En effet, comment appréhender le « principe de diversité » sous Nicolas Sarkozy ? Cette carte de la diversité pourrait lui permettre de racheter l’impopularité (certes relative) d’une politique xénophobe, et de prétendre que la lutte contre la discrimination serait « passée à droite ». Cependant que la gauche s’écharpe sur le sujet. Le 19 février, 129 élus socialistes ont défendu une proposition de loi autorisant la réalisation d’études sur le « ressenti d’appartenance » . Depuis, une autre partie du PS a repris la position de SOS Racisme condamnant les « assignations communautaires » . Reflet d’un divorce entre ceux qui envisagent des statistiques de la diversité comme outil efficace contre les discriminations, et ceux qui y voient un pas vers une ethnicisation de la société.

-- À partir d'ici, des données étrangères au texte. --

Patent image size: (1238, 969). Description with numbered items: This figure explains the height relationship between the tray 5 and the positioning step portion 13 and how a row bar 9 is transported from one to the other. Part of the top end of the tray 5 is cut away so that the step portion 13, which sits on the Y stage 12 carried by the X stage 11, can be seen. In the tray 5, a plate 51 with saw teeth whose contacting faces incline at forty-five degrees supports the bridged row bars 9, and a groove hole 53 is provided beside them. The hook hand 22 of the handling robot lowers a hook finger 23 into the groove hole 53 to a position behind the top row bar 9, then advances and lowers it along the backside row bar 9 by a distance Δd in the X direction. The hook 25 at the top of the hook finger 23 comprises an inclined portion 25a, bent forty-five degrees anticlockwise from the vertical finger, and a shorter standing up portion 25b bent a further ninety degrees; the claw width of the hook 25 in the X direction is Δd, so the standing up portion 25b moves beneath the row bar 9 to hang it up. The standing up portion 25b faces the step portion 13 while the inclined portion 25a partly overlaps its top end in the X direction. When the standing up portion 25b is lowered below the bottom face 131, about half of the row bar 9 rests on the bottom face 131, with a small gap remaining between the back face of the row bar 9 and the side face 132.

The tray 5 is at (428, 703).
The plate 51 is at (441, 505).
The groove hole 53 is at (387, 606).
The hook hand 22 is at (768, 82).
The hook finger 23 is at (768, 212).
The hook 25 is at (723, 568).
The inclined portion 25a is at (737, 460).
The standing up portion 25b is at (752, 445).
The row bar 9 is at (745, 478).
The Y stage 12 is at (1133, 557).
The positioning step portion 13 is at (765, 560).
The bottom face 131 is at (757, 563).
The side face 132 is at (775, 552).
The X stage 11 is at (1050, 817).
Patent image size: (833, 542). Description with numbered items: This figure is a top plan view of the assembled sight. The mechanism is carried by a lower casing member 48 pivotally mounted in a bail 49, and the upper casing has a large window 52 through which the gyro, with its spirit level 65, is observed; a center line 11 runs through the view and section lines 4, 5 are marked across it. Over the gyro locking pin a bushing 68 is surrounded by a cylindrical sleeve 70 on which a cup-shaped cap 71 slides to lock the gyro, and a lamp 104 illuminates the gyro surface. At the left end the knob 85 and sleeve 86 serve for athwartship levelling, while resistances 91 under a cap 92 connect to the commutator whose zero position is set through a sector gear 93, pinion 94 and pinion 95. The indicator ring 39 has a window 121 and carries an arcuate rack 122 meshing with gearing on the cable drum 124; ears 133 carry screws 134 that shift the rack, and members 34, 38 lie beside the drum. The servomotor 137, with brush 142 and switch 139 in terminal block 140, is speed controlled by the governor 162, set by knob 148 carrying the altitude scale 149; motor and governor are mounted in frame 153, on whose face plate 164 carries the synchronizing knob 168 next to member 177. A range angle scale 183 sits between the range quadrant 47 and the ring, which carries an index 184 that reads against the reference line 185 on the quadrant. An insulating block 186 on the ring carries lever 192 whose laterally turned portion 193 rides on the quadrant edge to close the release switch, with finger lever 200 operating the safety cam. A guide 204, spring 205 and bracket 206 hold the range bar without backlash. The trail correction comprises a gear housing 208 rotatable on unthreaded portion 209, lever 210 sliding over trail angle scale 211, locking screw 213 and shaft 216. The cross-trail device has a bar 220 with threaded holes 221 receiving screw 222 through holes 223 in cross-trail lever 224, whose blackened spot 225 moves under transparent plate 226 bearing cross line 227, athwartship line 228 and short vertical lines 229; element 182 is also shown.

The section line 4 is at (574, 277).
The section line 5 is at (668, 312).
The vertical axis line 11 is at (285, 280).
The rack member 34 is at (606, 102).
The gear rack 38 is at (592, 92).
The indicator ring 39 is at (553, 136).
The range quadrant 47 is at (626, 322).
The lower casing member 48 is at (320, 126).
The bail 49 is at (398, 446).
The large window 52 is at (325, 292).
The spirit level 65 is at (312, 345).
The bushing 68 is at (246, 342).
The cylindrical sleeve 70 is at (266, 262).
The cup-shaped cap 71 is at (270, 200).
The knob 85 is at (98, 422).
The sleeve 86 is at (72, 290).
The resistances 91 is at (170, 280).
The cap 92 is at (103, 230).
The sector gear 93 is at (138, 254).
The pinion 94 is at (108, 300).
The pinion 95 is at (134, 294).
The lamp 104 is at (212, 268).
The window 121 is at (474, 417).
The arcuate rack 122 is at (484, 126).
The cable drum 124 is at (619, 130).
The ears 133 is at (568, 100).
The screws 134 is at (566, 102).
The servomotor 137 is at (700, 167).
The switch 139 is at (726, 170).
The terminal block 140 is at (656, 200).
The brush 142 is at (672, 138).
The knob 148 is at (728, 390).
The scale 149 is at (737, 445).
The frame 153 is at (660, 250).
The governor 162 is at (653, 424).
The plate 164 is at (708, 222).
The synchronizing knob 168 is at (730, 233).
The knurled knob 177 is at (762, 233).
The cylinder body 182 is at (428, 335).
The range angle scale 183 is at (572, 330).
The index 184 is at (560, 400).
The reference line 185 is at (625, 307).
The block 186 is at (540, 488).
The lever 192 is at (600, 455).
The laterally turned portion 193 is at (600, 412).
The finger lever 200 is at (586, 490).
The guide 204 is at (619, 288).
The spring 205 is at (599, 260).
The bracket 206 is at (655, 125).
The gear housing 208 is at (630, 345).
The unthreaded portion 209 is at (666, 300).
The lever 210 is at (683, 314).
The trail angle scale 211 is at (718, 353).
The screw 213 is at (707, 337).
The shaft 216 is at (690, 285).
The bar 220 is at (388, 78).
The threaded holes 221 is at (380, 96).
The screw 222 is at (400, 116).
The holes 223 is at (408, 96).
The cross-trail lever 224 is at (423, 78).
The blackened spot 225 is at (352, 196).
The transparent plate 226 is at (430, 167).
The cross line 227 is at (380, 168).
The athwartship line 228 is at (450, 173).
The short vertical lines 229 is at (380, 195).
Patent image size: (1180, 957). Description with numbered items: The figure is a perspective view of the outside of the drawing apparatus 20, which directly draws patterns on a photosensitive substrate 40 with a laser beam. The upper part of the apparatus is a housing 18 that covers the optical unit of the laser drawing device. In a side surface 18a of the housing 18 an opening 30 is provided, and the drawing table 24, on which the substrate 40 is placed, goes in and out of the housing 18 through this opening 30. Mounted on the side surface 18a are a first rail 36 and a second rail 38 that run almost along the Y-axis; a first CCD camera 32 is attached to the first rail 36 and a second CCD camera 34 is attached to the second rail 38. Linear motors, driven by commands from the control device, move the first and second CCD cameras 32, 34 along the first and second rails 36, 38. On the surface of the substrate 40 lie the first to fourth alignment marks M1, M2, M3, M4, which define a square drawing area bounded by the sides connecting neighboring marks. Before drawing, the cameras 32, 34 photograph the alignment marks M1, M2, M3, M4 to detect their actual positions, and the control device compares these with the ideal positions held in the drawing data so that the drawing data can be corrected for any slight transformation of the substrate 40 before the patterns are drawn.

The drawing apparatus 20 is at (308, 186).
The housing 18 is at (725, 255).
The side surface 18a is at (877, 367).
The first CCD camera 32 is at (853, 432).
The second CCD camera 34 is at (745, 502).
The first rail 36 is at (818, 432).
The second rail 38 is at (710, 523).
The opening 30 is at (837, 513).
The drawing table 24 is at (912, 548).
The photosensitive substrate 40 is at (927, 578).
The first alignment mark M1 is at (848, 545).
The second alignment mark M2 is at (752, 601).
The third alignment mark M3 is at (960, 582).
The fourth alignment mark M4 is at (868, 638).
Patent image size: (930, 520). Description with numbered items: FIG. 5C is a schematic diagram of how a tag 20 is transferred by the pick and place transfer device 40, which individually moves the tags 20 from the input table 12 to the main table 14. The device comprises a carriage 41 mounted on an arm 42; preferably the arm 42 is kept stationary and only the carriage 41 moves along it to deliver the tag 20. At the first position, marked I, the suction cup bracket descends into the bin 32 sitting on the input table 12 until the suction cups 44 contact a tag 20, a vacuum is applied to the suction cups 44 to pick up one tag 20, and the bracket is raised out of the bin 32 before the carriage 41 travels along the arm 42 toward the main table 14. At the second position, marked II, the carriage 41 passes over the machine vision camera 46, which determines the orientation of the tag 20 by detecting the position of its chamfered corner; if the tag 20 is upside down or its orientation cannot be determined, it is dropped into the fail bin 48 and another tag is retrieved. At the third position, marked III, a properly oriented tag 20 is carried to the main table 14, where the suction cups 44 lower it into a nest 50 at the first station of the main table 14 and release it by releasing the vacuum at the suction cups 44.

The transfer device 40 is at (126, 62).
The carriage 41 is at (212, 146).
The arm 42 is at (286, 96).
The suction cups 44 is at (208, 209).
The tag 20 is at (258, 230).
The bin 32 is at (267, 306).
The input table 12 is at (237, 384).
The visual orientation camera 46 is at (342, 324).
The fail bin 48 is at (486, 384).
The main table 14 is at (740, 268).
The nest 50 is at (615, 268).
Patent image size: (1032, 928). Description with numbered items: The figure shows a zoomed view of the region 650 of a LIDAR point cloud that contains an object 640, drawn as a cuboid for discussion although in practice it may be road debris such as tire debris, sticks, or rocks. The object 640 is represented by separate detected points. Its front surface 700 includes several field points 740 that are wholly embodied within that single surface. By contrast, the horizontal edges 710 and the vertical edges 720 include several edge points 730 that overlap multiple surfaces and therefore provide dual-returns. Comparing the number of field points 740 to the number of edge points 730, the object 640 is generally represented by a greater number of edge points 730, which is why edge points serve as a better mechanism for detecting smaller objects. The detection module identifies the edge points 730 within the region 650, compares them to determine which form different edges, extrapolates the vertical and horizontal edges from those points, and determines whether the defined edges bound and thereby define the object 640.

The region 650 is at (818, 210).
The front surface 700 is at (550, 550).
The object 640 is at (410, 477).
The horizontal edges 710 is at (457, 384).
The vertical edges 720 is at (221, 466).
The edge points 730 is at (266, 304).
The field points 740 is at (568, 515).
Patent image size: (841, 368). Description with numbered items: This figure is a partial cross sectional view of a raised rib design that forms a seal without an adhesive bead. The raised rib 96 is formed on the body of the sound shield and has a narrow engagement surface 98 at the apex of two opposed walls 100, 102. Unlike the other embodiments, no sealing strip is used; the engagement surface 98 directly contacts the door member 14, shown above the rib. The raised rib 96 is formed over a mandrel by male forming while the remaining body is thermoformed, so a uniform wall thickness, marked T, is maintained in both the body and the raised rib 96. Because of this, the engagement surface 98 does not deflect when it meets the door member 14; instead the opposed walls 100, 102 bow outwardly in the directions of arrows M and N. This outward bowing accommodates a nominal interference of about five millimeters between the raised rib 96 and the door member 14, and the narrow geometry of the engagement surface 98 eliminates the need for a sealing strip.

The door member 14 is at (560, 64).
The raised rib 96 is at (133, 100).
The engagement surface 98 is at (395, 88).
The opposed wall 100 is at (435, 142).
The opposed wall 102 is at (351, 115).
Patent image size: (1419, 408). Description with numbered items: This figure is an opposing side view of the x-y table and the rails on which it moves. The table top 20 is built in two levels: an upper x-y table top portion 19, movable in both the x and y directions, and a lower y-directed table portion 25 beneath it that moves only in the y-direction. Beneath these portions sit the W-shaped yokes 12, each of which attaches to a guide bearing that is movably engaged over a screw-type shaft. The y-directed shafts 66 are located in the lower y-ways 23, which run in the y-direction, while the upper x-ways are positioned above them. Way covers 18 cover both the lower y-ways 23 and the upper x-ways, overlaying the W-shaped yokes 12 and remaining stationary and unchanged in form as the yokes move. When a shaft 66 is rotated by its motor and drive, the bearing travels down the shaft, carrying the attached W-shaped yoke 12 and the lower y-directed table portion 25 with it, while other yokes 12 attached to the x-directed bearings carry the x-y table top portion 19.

Dans ce contexte, la question est piégée, et piégeuse : les défenseurs des statistiques de la diversité se retrouveraient, de fait, dans le camp du Président et du « communautarisme », tandis que les réfractaires feraient le jeu d’une égalité républicaine virtuelle paralysant la lutte active contre les discriminations. Derrières ces faux-semblants, la question des statistiques a des implications multiples. Philosophiques : le débat sur le racial évince-t-il celui sur le social ? Politiques : comment lutter contre les discriminations et les inégalités, et dans quel but ? Et scientifiques : avec quels outils ? Pour l’heure, le débat se tient surtout sur le terrain scientifique, autour de deux instances : l’« officielle », le Comedd, présidé par François Héran, directeur de l’Ined, qui compte certes des chefs d’entreprise mais aussi le vice-président de la Halde, Claude-Valentin Marie, le vice-président de la Ligue des droits de l’homme, Malik Salemkour, le sociologue Michel Wieviorka et le sociodémographe Patrick Simon. Et la Carsed, commission « indépendante » montée en opposition à la première par vingt-deux scientifiques – dont le démographe Hervé Le Bras, le sociologue Jean-François Amadieu et la juriste Gwénaële Calvès – qui estiment que le Comedd ignore le débat : les scientifiques y seraient minoritaires et tous favorables aux statistiques ethniques.

Ironie : la publication du rapport officiel étant repoussée à septembre, le contre-rapport est paru avant, le 29 juin. Autre problème : les experts du Comedd feraient figure de caution scientifique pour le pouvoir et ceux de la Carsed d’alternatifs. Sauf que le débat scientifique ne se résume pas à « pour ou contre les statistiques ethniques ». Il s’articule autour de questions telles que : peut-on mesurer, quoi mesurer et dans quel but ? Les outils existants suffisent-ils ? Données objectives (lieu de naissance) ou subjectives (le « ressenti d’appartenance » ) ? Arme antidiscrimination ou nouveau mode de fichage ? Membre de la Carsed, le démographe Hervé Le Bras explique en quoi, dans le jeu politique actuel, des statistiques ethnoraciales engendreraient des divisions sans effet contre les discriminations. De son côté, le politologue Daniel Sabbagh interroge la fiabilité d’un nouvel item, le « ressenti d’appartenance », entré dans la danse via le commissaire à la diversité. Dans ce débat, méthodes et lexique sont loin d’être secondaires.